Chris: I have no idea about the source of the problem then. It might be worthwhile starting a new project with a new theme (with different developer). Publish to some “safe” area. If nothing else you could use Will Woodgate’s blank theme. By going through this process at least you could see if the problem really was theme related.

Blank theme here: https://themeflood.com

(Will also has some other free themes you could use for testing purposes.)


(Chris Walker) #14

I reached out to Jukka at http://www.cs.tut.fi/~jkorpela/personal.html

He explained the following:
The “View Source” function of a web browser shows what the HTML document contains, and in this case it actually contains the 7 characters"à".

Indeed when I view the index.html file with my html editor the jumbled characters as I was complaining about show up.

Is it then logical to point the finger at the theme? Or, maybe it is Rapidweaver.

Jukka goes on to suggest:
It is possible that RapidWeaver has an option like “Do not escape Latin 1 characters” (possibly with a stranger name) that would prevent it from turning an input of “à” to the reference “à”.

Anybody have any ideas how to troubleshoot a theme or Rapidweaver to solve this problem?

The problem is: Why does RapidWeaver or (the Theme) use “à” for “à” whereas other accented characters are shown correctly.


(Isaiah Carew) #15

When I wrote before I recommended two specific things:

  1. Clear formatting
  2. Try another theme as an experiment.

With the further clue that the diacritics are mangled in the View Source (in the HTML itself) we can eliminate the theme from our search. The theme does not have the ability to change the HTML.
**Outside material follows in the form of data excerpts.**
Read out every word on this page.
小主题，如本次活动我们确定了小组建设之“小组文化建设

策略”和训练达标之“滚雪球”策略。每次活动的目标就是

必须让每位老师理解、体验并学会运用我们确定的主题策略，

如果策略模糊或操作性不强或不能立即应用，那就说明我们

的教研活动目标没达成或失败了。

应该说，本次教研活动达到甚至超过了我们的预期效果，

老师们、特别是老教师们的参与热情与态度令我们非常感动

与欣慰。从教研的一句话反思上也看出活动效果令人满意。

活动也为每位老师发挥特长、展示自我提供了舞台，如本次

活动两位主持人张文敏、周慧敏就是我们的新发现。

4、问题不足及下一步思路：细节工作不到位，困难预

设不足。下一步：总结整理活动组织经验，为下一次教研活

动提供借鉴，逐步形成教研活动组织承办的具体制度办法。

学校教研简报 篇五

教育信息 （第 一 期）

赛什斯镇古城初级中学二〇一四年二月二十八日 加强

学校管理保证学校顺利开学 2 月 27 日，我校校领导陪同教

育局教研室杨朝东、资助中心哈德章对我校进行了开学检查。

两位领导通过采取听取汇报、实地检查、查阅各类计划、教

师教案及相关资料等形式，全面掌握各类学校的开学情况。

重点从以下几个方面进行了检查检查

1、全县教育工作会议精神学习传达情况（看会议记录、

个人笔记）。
But I stand firm on my first recommendation: Clear Formatting.

While there are some other long-shot things to consider (server configs, doctype, etc) the most likely source of error is that you have copied and pasted this text from another app and the way that app has encoded the diacritics is a way that doesn’t translate well to the web.

Clear Formatting removes all extra styles/encoding/etc. and brings thins back to their defaults. And as I showed with my published examples the RapidWeaver (and Stacks) defaults display the vietnamese diacritic character set just fine.

Select the text, Choose Clear Formatting from the Format menu (Cmd-Opt-Period), and see if that improves things. If it does we’re in business, if it doesn’t we can move further down the list to the more esoteric things like DOCTYPE and server config.

Whatever the case, it would be good to report back specifically:

  1. if the clear formatting changed anything at all (as in, does the HTML now display correctly in View Source)
  2. if you typed in the characters within RapidWeaver or if you pasted the text in from elsewhere (with that info I can try to duplicate the experiment here and perhaps learn some more details in my debugger)

Isaiah